Baking day

Step by step to your own bread:
The students learn everything worth knowing about the former importance and production of what is still the most important of all foods.

Container
Grades:3rd to 6th grade
Duration:180 minutes
German price:€ 14,00 per pupils
Price for other languages:€ 14,50 per pupils                 
No. of participants:at least 12 pupils per group
Sprachen:German                       English                                 French                   
Practical part:Baking bread
Please consider:
For organizational reasons, this program only takes place on Wednesdays and Fridays.
When registering, please let us know if there are any food intolerances or alternative forms of nutrition in the class.
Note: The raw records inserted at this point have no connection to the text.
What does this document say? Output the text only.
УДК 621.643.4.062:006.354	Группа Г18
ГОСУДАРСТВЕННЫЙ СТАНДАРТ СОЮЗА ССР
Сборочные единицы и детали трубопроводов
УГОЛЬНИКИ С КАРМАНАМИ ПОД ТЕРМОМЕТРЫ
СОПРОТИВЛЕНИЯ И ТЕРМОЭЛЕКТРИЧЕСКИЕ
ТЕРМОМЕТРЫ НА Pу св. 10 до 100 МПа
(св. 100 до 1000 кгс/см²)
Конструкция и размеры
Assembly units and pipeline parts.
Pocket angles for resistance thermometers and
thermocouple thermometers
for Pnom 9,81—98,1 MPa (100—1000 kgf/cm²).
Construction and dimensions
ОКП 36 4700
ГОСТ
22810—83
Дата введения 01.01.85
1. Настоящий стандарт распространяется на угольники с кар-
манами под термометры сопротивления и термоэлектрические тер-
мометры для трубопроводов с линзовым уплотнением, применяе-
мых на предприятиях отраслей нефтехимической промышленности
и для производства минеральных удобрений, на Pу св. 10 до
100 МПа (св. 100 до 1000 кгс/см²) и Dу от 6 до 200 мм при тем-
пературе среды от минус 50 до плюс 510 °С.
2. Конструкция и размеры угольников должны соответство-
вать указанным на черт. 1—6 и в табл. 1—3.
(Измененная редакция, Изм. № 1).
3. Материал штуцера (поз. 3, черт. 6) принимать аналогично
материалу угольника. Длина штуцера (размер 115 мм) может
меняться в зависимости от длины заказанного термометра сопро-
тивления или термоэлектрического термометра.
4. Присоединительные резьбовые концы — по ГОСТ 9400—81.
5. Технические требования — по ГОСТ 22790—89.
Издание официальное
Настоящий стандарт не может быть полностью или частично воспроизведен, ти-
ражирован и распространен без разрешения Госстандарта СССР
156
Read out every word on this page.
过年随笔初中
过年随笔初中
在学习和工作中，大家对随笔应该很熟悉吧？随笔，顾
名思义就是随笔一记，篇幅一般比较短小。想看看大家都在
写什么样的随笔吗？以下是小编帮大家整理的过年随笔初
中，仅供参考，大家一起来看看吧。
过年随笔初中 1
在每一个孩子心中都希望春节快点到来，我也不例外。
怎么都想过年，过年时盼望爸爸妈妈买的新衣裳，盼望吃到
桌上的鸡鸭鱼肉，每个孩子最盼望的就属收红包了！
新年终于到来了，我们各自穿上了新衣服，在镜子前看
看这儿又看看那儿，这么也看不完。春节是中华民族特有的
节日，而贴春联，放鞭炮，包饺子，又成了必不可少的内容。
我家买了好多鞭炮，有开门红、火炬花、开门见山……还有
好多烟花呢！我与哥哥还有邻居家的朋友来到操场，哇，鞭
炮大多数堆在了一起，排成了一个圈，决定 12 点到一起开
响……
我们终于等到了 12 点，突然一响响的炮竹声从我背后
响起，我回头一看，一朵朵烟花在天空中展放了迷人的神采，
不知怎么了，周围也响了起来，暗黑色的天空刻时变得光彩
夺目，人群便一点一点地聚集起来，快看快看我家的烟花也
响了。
In the past, daily bread was not just a quick trip to the baker, but a whole year's work. To make bread, you needed flour. In order to be able to grind this, grains of grain were needed, which, however, were not so easy to come by.

Long before that, the various types of grain had to be sown, cared for, harvested, threshed and finally separated from the chaff. When there were no tractors or combine harvesters for all this work, the farmers needed a variety of equipment - apart from good weather - 
from the plough, the harrow and the field roller to the flail, the cleaning mill and the baking trough.

For centuries, the most important station was the mill. And since the museum is exceptionally fortunate to have a home grinder that is over 400 years old and still in good working order, it goes without saying that it can also be seen in operation: how the heavy mill wheel starts to move and with it an audible rattling, knocking and shaking causes.

Practical part:
Anyone who has gotten to know the traditional cultivation of grain so thoroughly and vividly will eventually want to bake a datsch cake themselves. The children are of course allowed to do that in the old wooden baking house - and finally eat it with relish.